Accordingly, the Company does not believe that, for accounting purposes, the new US licensing rights to migalastat HCl obtained from GSK represent a separate, identifiable benefit from the licenses in the Original Collaboration Agreement. The contingent amounts payable to GSK are not sufficiently separable from GSK’s original license and the research and development reimbursements such that Amicus could not have entered into a similar exchange transaction with another party. Additionally, the Company cannot reasonably estimate the fair value of the US licensing rights to migalastat HCl.

 

The Company determined that the potential future payments to GSK would be treated as a reduction of revenue and that the total amount of revenue to be received under the arrangement is no longer fixed or determinable as the contingent milestone payments are subject to significant uncertainty.

 

As a result, the Company no longer recognizes any of the upfront license fee and premium on the equity purchase from GSK until such time as the arrangement consideration becomes fixed or determinable, because an indeterminable amount may ultimately be payable back to GSK. These amounts (the balance of the unrecognized upfront license fee and the premium on the equity purchases) are classified as deferred reimbursements on the balance sheet.

 

The recognition of Research Revenue is also affected by the determination that the overall total arrangement consideration is no longer fixed and determinable, despite the fact that the research activities will continue and that the research expense reimbursements by GSK to Amicus will be received as the research activities related to the reimbursement would have already been completed. Therefore any research reimbursements from GSK are recorded as deferred reimbursements on the balance sheet and not recognized until the total arrangement consideration becomes fixed and determinable.

 

As a result, all revenue recognition was suspended until the total arrangement consideration becomes fixed and determinable. In addition, future milestone payments made by the Company will be applied against the balance of this deferred reimbursements account. Revenue recognition for research expense reimbursements, the original upfront license fee, and the equity premiums will resume once the total arrangement consideration becomes fixed and determinable which will occur when the balance of the deferred reimbursements account is sufficient to cover all the remaining contingent milestone payments.

 

Under the Original Collaboration Agreement, the Company evaluated the contingent milestones and determined that they were substantive milestones and would be recognized as revenue in the period that the milestone is achieved.
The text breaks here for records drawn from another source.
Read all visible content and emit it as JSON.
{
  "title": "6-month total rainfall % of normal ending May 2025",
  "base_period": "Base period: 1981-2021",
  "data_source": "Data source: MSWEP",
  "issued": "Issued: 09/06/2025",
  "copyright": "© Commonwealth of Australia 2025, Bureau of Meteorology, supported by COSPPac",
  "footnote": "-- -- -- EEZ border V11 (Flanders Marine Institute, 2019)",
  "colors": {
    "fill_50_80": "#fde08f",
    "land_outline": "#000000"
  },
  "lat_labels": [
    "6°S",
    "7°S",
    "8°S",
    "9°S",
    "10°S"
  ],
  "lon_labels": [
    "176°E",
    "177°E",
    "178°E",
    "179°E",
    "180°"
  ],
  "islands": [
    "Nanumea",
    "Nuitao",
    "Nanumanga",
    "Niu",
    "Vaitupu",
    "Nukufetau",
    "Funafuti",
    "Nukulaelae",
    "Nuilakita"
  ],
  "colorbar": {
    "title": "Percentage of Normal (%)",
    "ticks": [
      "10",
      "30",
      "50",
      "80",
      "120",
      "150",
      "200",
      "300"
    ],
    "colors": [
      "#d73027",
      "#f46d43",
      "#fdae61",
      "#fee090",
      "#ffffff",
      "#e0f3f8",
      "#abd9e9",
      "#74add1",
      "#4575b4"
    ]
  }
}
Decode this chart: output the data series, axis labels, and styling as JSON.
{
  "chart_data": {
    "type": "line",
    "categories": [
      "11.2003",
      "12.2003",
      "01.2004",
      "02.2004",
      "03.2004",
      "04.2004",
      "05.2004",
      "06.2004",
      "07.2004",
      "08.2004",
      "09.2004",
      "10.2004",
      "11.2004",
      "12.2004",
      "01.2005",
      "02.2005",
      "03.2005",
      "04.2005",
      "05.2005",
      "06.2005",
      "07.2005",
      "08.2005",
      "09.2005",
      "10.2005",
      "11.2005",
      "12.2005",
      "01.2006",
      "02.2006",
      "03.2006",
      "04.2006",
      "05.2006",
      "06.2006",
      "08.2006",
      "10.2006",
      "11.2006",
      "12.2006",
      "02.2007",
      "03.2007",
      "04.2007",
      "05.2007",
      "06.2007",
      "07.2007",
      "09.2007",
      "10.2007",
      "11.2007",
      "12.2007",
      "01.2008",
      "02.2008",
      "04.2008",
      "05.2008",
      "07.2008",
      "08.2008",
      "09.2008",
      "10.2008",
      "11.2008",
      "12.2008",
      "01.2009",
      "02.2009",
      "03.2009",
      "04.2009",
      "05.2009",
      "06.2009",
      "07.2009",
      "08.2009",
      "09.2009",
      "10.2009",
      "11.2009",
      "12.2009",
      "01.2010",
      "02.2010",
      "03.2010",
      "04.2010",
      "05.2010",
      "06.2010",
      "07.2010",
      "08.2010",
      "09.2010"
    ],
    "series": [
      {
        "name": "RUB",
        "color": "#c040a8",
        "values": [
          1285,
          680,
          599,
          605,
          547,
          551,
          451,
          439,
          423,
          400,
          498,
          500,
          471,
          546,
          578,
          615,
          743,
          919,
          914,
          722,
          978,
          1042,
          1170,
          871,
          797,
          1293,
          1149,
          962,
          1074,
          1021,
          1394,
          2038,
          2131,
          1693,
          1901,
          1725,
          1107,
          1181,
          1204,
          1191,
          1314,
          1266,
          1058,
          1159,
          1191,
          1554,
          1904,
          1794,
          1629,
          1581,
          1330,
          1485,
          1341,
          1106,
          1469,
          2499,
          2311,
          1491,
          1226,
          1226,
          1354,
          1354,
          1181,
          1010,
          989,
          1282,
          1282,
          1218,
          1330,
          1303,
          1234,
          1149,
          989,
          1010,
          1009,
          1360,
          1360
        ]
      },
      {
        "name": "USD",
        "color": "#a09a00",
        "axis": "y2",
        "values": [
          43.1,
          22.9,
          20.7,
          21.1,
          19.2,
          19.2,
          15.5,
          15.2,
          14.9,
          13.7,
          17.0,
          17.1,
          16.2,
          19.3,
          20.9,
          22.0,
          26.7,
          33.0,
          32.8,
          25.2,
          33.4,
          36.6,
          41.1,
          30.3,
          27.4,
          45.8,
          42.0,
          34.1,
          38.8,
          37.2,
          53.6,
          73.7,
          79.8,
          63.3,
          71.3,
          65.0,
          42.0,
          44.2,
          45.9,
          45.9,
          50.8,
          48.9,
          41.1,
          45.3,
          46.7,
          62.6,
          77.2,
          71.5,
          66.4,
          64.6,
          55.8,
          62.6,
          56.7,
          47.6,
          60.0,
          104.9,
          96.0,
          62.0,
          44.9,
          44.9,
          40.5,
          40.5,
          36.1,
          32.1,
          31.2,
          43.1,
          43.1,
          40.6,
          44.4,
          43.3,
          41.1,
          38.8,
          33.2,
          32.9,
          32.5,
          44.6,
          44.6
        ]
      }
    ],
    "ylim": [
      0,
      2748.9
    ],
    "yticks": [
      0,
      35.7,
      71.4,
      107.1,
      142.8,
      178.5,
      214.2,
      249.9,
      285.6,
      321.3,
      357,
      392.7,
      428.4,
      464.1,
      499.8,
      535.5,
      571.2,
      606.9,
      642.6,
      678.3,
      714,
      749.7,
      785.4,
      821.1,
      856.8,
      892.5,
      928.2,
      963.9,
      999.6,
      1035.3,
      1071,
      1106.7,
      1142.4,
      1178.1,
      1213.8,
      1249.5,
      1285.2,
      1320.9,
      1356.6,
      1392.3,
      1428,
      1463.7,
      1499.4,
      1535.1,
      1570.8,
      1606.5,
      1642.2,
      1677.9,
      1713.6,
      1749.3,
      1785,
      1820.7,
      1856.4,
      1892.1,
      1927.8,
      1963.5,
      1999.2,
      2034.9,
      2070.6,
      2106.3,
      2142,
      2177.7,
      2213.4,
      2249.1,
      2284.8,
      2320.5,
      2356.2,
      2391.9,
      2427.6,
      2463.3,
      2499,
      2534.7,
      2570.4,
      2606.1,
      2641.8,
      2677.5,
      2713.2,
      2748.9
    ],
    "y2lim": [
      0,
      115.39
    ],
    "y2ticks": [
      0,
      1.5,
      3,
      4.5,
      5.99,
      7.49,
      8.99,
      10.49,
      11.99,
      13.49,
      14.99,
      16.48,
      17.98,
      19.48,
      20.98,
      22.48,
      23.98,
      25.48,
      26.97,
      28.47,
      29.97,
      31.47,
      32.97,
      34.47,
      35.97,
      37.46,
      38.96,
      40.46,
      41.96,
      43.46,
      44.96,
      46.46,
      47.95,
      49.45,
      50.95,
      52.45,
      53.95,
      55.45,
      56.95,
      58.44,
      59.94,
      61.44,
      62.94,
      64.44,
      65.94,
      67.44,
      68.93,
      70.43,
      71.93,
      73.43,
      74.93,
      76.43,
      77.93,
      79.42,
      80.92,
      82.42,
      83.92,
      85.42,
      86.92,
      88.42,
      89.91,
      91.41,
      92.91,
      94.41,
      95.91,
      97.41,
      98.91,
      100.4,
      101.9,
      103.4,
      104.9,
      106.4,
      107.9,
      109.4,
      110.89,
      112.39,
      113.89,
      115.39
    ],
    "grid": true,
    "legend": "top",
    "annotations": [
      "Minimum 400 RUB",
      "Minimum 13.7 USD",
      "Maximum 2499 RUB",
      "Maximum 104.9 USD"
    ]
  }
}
The Company determined that the research based milestones were commensurate with the enhanced value of each delivered item as a result of the Company’s specific performance to achieve the milestones. The research based milestones would have related to past performances when achieved and were reasonable relative to the other payment terms within the Original Collaboration Agreement. In June 2012, the Company achieved a clinical development milestone and recognized $3.5 million of milestone revenue. Under the terms of the Expanded Collaboration Agreement, the Company is no longer entitled to receive any milestone payments from GSK.